With tremendous progressions in the world of Information Technology, Data Science and Analytics; Machine Learning (ML) and Deep Learning (DL) have become some of the most common buzzwords in the industry. But what do these terms mean? Is there any difference between the three or are they linked? All of these questions may seem complicated at first, and there is a huge misconception related to them. Thanks to the rapidly growing technological industry, data science, analytics, ML and DL are growing at an astronomical rate and organizations have now started looking for competent professionals who can sift through the treasure of data and help businesses to achieve objectives efficiently.

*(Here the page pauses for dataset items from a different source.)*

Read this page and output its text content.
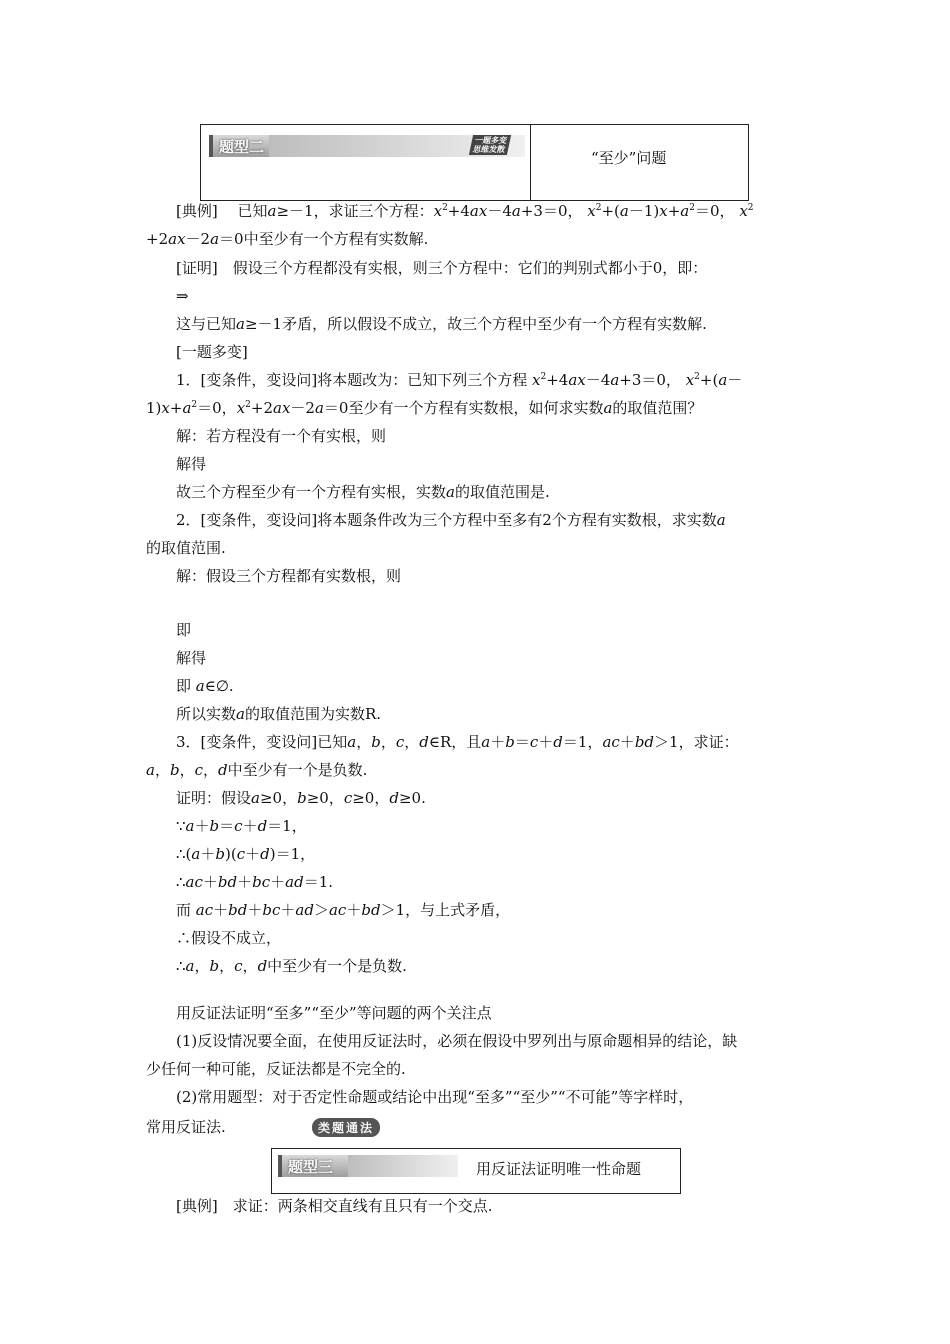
题型二	一题多变
思维发散	“至少”问题
[典例]　 已知a≥－1，求证三个方程：$x^2+4ax-4a+3=0$， $x^2+(a-1)x+a^2=0$， $x^2$
+2ax－2a＝0中至少有一个方程有实数解.
[证明]　 假设三个方程都没有实根，则三个方程中：它们的判别式都小于0，即：
⇒
这与已知a≥－1矛盾，所以假设不成立，故三个方程中至少有一个方程有实数解.
[一题多变]
1．[变条件，变设问]将本题改为：已知下列三个方程 $x^2+4ax-4a+3=0$， $x^2+(a-$
$1)x+a^2=0$，$x^2+2ax-2a=0$至少有一个方程有实数根，如何求实数a的取值范围？
解：若方程没有一个有实根，则
解得
故三个方程至少有一个方程有实根，实数a的取值范围是.
2．[变条件，变设问]将本题条件改为三个方程中至多有2个方程有实数根，求实数a
的取值范围.
解：假设三个方程都有实数根，则
即
解得
即 a∈∅.
所以实数a的取值范围为实数R.
3．[变条件，变设问]已知a，b，c，d∈R，且a＋b＝c＋d＝1，ac＋bd＞1，求证：
a，b，c，d中至少有一个是负数.
证明：假设a≥0，b≥0，c≥0，d≥0.
∵a＋b＝c＋d＝1，
∴(a＋b)(c＋d)＝1，
∴ac＋bd＋bc＋ad＝1.
而 ac＋bd＋bc＋ad＞ac＋bd＞1，与上式矛盾，
∴假设不成立，
∴a，b，c，d中至少有一个是负数.
用反证法证明“至多”“至少”等问题的两个关注点
(1)反设情况要全面，在使用反证法时，必须在假设中罗列出与原命题相异的结论，缺
少任何一种可能，反证法都是不完全的.
(2)常用题型：对于否定性命题或结论中出现“至多”“至少”“不可能”等字样时，
常用反证法.	类题通法
题型三	用反证法证明唯一性命题
[典例]　 求证：两条相交直线有且只有一个交点.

According to a report by IBM, the number of jobs for U.S. data experts will increase by 364,000 openings to 2,720,000 by 2020. With such a considerable increase in the demand for talent, students and working professionals are required to upgrade their skill sets to meet industry standards and challenges. The chasm between the demand for proficient specialists and expertise for the same has increased the number of jobs available in this domain. However, most of us are still perplexed about what exactly is data science, analytics, ML and DL, and how are they interlinked with each other. This blog will help you gain a better understanding of these often-used terms and how these technologies are closely associated. Keep reading to know more.
Data Science and Data Analytics– Often misused or used interchangeably, both the terms, data science and data analytics, are different from each other. Data science comprises of everything associated with data cleansing, preparation and analysis of humongous volumes of data, structured or unstructured (Big Data). It is a combination of statistics, mathematics, programming, capturing data from various sources and aligning the data to business objectives or goals. On the other hand, data analytics involves using an algorithmic method to extract insights from raw data. It concentrates on processing and performing statistical analysis of current datasets. Data analytics simply means capturing, processing and organizing data to unbolt actionable insights for business challenges.

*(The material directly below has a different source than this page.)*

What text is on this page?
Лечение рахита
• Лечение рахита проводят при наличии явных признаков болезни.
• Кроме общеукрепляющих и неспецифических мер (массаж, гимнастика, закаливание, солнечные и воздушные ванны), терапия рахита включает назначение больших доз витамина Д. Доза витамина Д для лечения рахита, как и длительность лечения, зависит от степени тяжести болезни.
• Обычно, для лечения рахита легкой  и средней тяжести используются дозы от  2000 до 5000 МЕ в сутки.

Machine Learning (ML)– Machine Learning is the utilization of Artificial Intelligence (AI) that empowers systems to learn and improve without being categorically programmed. It focuses on the development of computer programs that can retrieve data by observing large sets of information and identify patterns to make better decisions in the future. The primary role of Machine Learning is to allow systems to learn automatically without human intercession or support and plan future actions accordingly. Undoubtedly one of the most prominent and powerful technologies in today’s world, Machine Learning is simply a tool for transforming information into knowledge. There are three types of Machine Learning methods- supervised learning, unsupervised learning and reinforcement learning. Machine Learning enables the interpretation of tremendous quantities of data. Combining Machine Learning with AI and other cognitive technologies can make business processes more effective when it comes to analyzing large volumes of information.
Deep Learning– Deep Learning is a subset of Machine Learning, that simulates the functioning of the human brain in organizing, processing data and generating patterns for improved decision-making. It has networks that are competent in learning from unstructured or unlabeled data. Deep Learning enables machines to solve intricate problems by using algorithms through various layers of neural network algorithms. Each of these layers is built on its previous layer with additional data that may take decades to connect together if processed by a human being.
The multifaceted field of Data Science uses core skills of a wide range of areas including Machine Learning, statistics, visualization and many more. It allows us to identify the significance of huge volumes of data to make informed decisions about a business. AI is applied based on Machine Learning, and Machine Learning is a component of Data Science that extracts features from algorithms to work on the information retrieved from multiple resources. Therefore, Data Science blends together with a bunch of algorithms acquired from Machine Learning to develop a solution. All in all, it is essential to integrate Data Science and Data Analytics processes into businesses since it enables organizations to recognize trends, identify patterns and ensure that the operations are on the right track.